A 46-year-old female was found unresponsive lying supine in her bed by her husband. Four days prior, the deceased started complaining of symptoms of vomiting and diarrhea which was attributed to food poisoning. Two days later she saw her doctor who prescribed her ondansetron for her vomiting symptoms. That same day she communicated to her husband that she was experiencing “pressure in her ears.” The night of her death, she took some Pepto Bismol® and went to bed at 0200 hours. When the husband went to bed next to her at 0600 hours, she was cold and unresponsive. He then promptly called 911.
Emergency responders found no vital signs and pronounced her dead at the scene (Figure 1). The medicolegal death investigator was consulted and responded to the scene to conduct an examination. No signs of trauma, abuse, neglect, or suspicion of foul-play were noted. There were no reported recent injuries, falls, or hospitalizations. It was revealed to the investigator that the patient had Turner syndrome.

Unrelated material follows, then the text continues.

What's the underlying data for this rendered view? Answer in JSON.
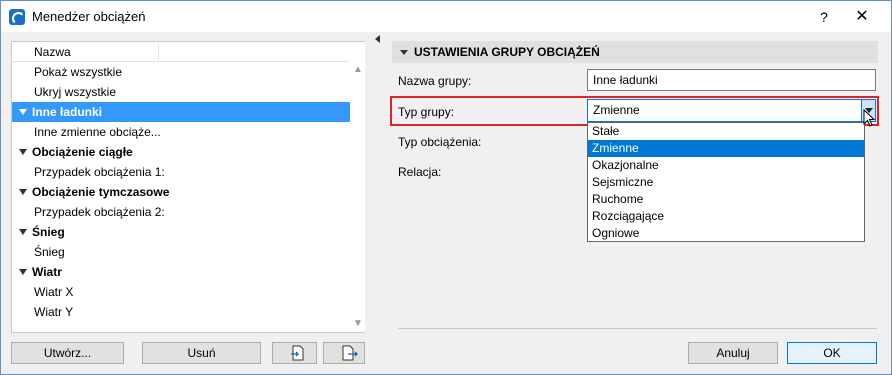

Post-mortem external examination revealed a white, well-developed, female measuring 63 inches in length with a weight of 150 lb. At the time of examination, the body was well-preserved with rigor mortis and purple livor mortis covering the back which blanched upon manual pressure. The head and neck were unremarkable with the exception that the neck was wide and webbed in appearance (Figure 2). The torso had a horizontally-oriented 7.5 inch linear scar at the left mid axillary line. Inferior to this scar was a smaller 1 inch linear scar. Other then those findings the torso was unremarkable. The arms had multiple trivial scars with no injuries. The arms and hands were otherwise unremarkable. Superiorly, the lateral aspect of the right thigh had a 1.5 x 1.5 inch abraded contusion. The lateral aspect of the right knee had a 0.25 inch blue contusion.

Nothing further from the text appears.